A file image of students studying on computers in a classroom in the north Indian city of Ludhiana, Punjab. (shutterstock.com photo)

Christian educationist Dr Michael Williams is not concerned by the government’s move.

“I have studied the documents very clearly. The entire exercise is restricted to this academic session only. There is nothing permanent in what they are doing. It is a temporary restriction,” said Williams who is the dean of Mount Carmel School in New Delhi.

“The topics that have been deleted are repeated every year with different levels of intensity. On its face value, it is a positive step that a child’s burden is being reduced. I don’t want to draw the conclusion as the government circular is for one year only,” he added.

However, Ruchika Singh, a civil society activist based in Mumbai believes the decision will have far reaching consequences.

“We have seen BJP leaders, who are even the ministers in this government, speaking against secularism, religious tolerance and democracy. Now through such underhand means, they are implementing their agenda,” she said.

Ruchika said that such decisions are being taken by the government very tactfully and in a gradual manner.

“This all is a precursor to what is in the offing for this country. It is worrisome and demands our collective approach,” she said.

The U.S. Commission on International Religious Freedom (USCIRF) in its 2020 annual report said India is among countries of particular concern with religious minorities under increasing assault.
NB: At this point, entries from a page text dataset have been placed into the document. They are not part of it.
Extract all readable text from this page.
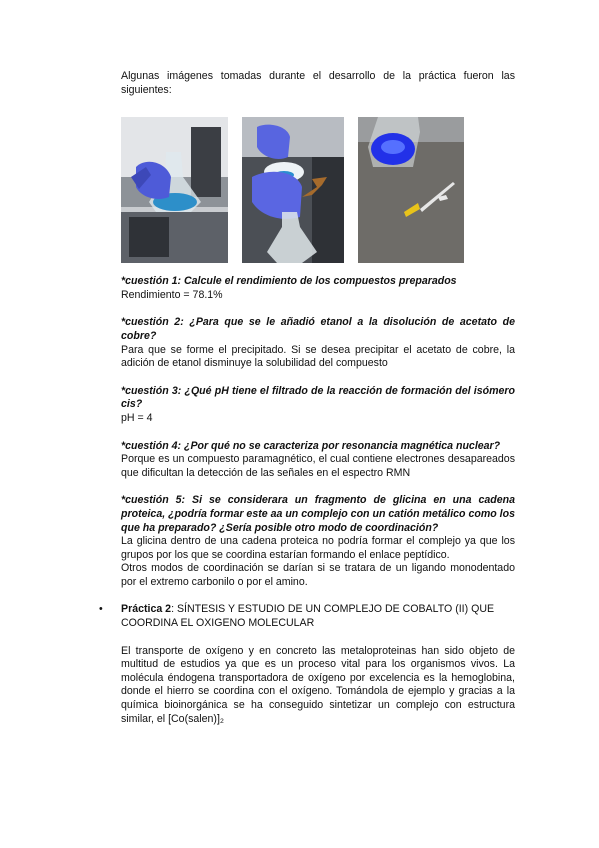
Algunas imágenes tomadas durante el desarrollo de la práctica fueron las siguientes:

*cuestión 1: Calcule el rendimiento de los compuestos preparados

Rendimiento = 78.1%

*cuestión 2: ¿Para que se le añadió etanol a la disolución de acetato de cobre?

Para que se forme el precipitado. Si se desea precipitar el acetato de cobre, la adición de etanol disminuye la solubilidad del compuesto

*cuestión 3: ¿Qué pH tiene el filtrado de la reacción de formación del isómero cis?

pH = 4

*cuestión 4: ¿Por qué no se caracteriza por resonancia magnética nuclear?

Porque es un compuesto paramagnético, el cual contiene electrones desapareados que dificultan la detección de las señales en el espectro RMN

*cuestión 5: Si se considerara un fragmento de glicina en una cadena proteica, ¿podría formar este aa un complejo con un catión metálico como los que ha preparado? ¿Sería posible otro modo de coordinación?

La glicina dentro de una cadena proteica no podría formar el complejo ya que los grupos por los que se coordina estarían formando el enlace peptídico.

Otros modos de coordinación se darían si se tratara de un ligando monodentado por el extremo carbonilo o por el amino.

• Práctica 2: SÍNTESIS Y ESTUDIO DE UN COMPLEJO DE COBALTO (II) QUE COORDINA EL OXIGENO MOLECULAR

El transporte de oxígeno y en concreto las metaloproteinas han sido objeto de multitud de estudios ya que es un proceso vital para los organismos vivos. La molécula éndogena transportadora de oxígeno por excelencia es la hemoglobina, donde el hierro se coordina con el oxígeno. Tomándola de ejemplo y gracias a la química bioinorgánica se ha conseguido sintetizar un complejo con estructura similar, el [Co(salen)]₂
The report said the Indian government “allowed violence against minorities” and also “engaged in and tolerated hate speech and incitement to violence.” The Indian government accused the USCIRF and being “biased,” adding that the commission’s “tendentious comments against India are not new.”

Hindus constitute 80 percent of India’s population at 1.3 billion while Muslims make up 14.2 percent, Christians 2.3 percent, and Sikhs 1.7 percent while other religious groups such as Buddhists, Jains, Zoroastrians (Parsis) make up the balance.